Abstract

The neurokinins, substance P (SP) and neurokinin A (NKA) represent natural, nonspecific ligands of NK₁ and NK₂receptors. In our study in conscious rats, we tested the hypothesis that neurokinins, especially SP, are used by neuronal circuits to generate cardiovascular and behavioral responses to stress by using the selective, high-affinity, nonpeptide antagonists of NK₁ and NK₂ receptors, CP-96, 345, RP 67580 and SR 48968, respectively, Formalin injected s.c. through a chronically implanted catheter in the region of the lower leg was used as a stress stimulus. The antagonists and their inactive enantiomers, RP 68651 and SR 48965, as a control for nonspecific activity, were injected intracerebroventricularly (i.c.v.) 10 min before the s.c. injection of formalin. Formalin (2.5%, 50 μl, s.c.) induced a marked increase in mean arterial pressure (MAP) and heart rate (HR) as well as hind limb grooming/biting (HG) as the dominant behavioral manifestation. Pretreatment with the NK₁ receptor antagonist, CP-96,345 (5 nmol, i.c.v.), significantly attenuated only the HR (-54%; P < .01) but not the MAP response to formalin. The NK₁ receptor antagonist, RP 67580, injected i.c.v. at doses of 100, 500 and 2500 pmol significantly reduced both, the MAP and HR responses to formalin by maximally 63% (P < .01) and 52% (P < .01), respectively. In a separate set of experiments, we compared the effect of the individual and simultaneous blockade of central NK₁and NK₂ receptors on the cardiovascular and behavioral responses to formalin stress. Pretreatment with RP 67580 (100 pmol, i.c.v.) attenuated the MAP (-30%; P < .05), HR (-40%; P < .01) and HG (P < .05) responses to formalin. The NK₂receptor antagonist, SR 48968 (650 pmol, i.c.v.), affected neither the cardiovascular nor the behavioral responses.

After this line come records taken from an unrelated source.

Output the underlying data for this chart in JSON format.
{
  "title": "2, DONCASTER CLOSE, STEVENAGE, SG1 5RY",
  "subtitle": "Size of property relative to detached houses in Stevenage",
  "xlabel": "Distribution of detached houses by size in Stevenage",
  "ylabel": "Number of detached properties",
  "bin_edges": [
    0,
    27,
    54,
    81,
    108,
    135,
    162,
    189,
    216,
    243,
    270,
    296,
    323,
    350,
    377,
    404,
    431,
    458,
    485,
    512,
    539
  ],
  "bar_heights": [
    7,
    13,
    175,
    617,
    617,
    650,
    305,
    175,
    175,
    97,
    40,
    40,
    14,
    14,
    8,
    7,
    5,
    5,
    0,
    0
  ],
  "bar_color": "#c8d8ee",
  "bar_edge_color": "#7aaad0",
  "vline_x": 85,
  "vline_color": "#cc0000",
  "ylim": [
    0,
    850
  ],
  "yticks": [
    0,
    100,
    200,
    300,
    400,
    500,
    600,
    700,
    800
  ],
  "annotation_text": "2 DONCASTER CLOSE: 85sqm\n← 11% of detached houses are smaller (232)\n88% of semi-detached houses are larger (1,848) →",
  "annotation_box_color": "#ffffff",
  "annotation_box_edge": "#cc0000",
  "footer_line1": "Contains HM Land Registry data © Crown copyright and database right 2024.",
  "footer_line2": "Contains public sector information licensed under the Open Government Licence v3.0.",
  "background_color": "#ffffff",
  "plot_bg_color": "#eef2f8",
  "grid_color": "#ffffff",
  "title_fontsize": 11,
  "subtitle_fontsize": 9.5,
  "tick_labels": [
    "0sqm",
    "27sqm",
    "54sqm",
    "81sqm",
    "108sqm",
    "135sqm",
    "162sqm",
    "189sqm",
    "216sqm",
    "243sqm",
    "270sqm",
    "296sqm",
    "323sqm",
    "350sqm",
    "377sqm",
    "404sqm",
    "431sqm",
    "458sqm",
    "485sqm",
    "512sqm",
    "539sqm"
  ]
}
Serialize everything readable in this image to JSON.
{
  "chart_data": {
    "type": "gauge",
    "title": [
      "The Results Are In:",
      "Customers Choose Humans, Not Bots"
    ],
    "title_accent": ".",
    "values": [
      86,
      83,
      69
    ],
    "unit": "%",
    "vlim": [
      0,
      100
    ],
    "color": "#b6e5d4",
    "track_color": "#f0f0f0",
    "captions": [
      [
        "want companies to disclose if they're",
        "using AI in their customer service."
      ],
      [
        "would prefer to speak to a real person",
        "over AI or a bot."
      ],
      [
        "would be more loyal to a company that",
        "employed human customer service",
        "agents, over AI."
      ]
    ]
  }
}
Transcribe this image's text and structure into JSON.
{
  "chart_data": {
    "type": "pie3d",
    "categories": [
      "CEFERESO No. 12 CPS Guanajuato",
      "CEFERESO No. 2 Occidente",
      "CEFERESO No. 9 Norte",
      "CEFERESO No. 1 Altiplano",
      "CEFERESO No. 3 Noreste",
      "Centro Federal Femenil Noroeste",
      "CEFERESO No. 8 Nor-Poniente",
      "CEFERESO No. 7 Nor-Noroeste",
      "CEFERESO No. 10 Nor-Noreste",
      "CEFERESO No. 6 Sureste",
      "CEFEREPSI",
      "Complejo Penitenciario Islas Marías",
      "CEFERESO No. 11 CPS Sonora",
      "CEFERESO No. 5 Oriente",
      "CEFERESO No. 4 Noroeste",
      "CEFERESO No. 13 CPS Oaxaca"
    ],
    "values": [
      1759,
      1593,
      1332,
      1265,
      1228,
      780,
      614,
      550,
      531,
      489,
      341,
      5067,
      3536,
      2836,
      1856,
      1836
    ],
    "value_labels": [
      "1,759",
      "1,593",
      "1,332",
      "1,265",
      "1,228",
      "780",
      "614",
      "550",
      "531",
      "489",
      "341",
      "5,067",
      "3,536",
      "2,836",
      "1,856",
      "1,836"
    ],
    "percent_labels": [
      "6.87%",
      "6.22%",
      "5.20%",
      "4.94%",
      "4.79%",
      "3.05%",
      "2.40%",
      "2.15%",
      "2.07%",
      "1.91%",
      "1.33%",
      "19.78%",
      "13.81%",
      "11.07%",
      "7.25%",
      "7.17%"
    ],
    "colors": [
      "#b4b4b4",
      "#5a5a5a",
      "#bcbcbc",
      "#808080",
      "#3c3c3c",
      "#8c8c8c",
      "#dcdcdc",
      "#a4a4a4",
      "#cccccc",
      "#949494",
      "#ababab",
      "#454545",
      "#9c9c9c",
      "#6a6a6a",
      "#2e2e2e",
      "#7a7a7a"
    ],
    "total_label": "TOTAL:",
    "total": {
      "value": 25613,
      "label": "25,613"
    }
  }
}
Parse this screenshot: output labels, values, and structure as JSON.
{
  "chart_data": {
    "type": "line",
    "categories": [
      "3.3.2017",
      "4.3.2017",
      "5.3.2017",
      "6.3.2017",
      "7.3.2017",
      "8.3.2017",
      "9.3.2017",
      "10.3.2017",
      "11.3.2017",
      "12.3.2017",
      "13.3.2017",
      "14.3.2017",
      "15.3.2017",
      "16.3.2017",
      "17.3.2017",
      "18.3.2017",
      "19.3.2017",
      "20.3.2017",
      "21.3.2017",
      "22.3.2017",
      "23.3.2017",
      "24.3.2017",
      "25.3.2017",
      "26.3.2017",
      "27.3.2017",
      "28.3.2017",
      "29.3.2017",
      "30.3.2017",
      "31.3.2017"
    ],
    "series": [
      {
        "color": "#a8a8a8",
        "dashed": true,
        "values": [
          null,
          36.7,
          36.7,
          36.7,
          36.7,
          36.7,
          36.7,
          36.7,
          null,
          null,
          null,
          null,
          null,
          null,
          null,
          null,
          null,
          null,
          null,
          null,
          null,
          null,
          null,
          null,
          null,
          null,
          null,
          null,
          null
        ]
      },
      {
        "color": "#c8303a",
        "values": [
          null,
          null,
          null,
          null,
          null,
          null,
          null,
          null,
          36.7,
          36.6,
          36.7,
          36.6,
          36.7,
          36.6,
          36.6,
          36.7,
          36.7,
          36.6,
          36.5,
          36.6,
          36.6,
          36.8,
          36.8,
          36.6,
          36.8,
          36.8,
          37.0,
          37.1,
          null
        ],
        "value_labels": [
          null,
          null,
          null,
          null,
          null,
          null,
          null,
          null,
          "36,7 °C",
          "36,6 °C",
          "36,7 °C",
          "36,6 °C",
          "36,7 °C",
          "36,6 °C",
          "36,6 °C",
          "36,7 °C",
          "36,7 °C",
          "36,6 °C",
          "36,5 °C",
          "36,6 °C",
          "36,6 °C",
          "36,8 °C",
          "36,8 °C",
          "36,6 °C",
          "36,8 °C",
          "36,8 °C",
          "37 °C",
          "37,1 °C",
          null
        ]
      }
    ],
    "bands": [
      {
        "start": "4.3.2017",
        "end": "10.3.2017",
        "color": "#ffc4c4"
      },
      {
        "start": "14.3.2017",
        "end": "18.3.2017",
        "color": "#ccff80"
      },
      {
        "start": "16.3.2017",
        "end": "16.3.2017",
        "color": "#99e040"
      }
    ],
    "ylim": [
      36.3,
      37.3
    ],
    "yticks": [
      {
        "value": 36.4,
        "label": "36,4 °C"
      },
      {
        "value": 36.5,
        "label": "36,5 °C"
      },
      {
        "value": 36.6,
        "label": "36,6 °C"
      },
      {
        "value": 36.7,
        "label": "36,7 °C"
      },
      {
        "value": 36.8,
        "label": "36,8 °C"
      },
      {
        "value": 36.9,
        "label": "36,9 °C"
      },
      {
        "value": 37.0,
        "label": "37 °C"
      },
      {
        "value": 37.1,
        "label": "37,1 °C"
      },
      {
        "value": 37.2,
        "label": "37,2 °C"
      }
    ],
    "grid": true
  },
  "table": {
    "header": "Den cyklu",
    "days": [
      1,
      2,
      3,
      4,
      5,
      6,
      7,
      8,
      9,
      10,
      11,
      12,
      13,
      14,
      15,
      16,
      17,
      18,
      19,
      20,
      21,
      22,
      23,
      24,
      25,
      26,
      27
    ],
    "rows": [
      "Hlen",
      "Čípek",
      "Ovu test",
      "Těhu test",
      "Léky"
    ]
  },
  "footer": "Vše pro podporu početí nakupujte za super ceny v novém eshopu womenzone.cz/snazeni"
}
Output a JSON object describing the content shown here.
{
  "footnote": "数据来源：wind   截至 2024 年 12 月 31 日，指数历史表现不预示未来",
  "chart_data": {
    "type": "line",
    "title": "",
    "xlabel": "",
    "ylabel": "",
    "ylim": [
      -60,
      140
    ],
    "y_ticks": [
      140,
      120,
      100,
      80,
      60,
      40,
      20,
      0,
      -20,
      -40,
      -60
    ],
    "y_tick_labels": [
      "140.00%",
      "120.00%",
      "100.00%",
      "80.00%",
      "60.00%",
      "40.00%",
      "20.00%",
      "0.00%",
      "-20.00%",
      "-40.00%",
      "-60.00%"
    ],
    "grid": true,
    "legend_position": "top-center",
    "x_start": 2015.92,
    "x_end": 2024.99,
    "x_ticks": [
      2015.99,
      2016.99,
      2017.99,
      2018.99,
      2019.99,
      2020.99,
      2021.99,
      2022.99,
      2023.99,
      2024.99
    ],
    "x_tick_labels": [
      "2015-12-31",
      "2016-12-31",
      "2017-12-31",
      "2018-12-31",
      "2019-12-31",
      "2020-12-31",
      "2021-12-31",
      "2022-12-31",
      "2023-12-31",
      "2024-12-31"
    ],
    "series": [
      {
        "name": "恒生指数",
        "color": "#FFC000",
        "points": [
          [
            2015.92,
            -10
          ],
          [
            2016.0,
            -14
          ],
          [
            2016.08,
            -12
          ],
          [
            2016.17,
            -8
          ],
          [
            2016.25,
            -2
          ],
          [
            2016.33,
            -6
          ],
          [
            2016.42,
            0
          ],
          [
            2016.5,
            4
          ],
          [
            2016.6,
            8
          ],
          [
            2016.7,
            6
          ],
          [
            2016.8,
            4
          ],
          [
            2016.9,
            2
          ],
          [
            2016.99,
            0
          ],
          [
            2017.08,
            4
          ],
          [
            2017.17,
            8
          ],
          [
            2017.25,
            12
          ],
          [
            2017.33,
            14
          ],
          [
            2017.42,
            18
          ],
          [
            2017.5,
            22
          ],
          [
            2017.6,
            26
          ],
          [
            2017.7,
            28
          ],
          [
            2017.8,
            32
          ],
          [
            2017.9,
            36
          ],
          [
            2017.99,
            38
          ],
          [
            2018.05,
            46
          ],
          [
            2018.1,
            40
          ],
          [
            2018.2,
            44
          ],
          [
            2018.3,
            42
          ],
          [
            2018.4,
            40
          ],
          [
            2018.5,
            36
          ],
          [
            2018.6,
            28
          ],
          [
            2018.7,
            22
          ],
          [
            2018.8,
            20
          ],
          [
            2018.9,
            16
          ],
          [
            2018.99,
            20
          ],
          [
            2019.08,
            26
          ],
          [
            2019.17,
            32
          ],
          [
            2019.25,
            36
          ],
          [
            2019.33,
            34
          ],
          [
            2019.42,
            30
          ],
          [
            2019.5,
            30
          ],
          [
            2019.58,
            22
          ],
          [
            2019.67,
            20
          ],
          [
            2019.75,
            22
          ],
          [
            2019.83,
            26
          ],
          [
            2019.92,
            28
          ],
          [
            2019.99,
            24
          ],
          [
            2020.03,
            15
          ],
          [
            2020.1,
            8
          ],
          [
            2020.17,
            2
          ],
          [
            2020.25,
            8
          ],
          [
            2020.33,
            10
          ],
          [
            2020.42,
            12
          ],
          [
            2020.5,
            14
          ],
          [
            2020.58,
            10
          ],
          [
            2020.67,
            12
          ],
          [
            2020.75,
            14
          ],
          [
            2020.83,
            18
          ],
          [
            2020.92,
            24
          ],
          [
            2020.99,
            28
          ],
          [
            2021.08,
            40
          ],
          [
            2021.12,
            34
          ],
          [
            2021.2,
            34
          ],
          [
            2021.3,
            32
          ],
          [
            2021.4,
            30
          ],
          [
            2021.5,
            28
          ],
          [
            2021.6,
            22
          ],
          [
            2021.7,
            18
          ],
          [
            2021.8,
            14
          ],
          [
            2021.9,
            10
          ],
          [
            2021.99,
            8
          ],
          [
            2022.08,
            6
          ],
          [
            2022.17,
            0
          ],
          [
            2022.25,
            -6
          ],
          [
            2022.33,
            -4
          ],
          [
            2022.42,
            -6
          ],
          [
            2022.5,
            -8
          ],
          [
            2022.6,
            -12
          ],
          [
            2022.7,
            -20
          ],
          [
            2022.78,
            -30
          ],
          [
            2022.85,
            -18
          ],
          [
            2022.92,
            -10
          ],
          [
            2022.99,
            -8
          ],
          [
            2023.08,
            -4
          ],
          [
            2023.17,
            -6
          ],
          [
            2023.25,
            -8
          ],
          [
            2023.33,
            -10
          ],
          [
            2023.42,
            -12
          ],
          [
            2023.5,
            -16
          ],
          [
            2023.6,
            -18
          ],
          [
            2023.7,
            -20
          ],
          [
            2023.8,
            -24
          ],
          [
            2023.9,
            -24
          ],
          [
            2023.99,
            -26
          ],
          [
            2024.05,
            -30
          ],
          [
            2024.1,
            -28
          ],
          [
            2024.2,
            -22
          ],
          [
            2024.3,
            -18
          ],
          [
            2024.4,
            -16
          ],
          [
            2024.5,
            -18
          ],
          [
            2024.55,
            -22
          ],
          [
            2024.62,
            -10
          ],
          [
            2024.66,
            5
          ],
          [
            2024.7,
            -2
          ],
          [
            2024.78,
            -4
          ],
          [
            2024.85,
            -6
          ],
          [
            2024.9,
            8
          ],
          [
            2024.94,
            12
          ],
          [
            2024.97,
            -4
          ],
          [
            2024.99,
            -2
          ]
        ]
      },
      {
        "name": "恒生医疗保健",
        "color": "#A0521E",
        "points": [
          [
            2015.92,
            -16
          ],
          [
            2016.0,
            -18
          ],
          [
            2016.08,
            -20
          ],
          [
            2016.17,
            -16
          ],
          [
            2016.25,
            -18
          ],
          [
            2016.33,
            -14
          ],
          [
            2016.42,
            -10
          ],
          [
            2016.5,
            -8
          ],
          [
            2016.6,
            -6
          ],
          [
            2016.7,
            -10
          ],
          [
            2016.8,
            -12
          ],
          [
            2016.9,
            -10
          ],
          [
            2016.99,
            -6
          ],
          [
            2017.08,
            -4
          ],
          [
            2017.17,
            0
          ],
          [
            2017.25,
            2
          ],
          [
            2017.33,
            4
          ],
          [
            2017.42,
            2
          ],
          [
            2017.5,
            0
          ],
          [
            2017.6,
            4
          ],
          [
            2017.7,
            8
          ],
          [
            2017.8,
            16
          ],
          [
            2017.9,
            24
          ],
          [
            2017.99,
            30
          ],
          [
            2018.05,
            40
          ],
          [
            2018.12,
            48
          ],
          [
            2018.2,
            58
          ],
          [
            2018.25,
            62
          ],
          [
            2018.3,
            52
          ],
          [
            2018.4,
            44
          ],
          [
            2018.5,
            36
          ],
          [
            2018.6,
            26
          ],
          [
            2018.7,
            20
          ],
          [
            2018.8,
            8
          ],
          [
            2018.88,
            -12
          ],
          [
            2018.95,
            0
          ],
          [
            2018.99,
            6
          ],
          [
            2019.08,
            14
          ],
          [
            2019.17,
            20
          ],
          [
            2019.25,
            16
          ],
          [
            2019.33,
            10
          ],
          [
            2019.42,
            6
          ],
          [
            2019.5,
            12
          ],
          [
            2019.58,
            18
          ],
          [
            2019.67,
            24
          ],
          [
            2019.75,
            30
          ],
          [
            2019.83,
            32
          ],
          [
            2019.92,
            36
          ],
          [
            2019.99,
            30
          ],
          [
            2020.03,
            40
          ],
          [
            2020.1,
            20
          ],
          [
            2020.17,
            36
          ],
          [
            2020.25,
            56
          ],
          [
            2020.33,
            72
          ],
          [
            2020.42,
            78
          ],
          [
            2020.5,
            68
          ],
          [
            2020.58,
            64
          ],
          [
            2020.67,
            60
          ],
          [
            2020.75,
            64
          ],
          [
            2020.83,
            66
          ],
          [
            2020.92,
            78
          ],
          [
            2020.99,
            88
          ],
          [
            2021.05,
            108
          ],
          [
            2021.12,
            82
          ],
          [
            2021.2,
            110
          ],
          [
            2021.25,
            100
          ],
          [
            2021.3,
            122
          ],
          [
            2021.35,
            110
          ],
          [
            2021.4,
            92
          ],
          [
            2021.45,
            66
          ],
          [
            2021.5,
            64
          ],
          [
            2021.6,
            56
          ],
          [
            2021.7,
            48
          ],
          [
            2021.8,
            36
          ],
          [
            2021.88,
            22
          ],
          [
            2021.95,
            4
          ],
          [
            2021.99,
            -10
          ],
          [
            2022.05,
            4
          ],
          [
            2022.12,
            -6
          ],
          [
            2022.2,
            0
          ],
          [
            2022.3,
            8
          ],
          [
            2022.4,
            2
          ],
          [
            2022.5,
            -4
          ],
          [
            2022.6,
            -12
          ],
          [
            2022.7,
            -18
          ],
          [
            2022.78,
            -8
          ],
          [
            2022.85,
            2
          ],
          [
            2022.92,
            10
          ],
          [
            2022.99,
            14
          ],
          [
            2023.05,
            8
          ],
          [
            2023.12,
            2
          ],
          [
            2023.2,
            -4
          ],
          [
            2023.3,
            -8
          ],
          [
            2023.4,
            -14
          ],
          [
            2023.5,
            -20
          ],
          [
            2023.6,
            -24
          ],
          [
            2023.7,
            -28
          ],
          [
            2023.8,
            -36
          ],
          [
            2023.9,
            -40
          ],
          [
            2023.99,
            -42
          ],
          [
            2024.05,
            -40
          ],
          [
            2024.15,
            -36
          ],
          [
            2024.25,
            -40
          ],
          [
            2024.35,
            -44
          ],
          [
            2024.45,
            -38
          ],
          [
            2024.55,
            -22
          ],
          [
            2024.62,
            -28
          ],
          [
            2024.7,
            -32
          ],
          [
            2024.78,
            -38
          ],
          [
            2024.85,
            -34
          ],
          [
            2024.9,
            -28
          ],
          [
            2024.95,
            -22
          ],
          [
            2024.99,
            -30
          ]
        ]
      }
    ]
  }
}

I.c.v. pretreatment with both tachykinin receptor antagonists (RP 67580: 100 pmol; SR 48968: 650 pmol) reduced the MAP, HR and HG responses to formalin to the same extent as RP 67580 alone. Pretreatment with the inactive enantiomers, RP 68651 (100 pmol, i.c.v.) and SR 48965 (650 pmol, i.c.v.) did not alter the cardiovascular and behavioral responses to formalin. Our results demonstrate that centrally administered NK₁receptor antagonists inhibit the cardiovascular and behavioral reactions in response to a noxious stimulus. They provide first pharmacological evidence that endogenous SP acts as mediator of stress responses in the brain.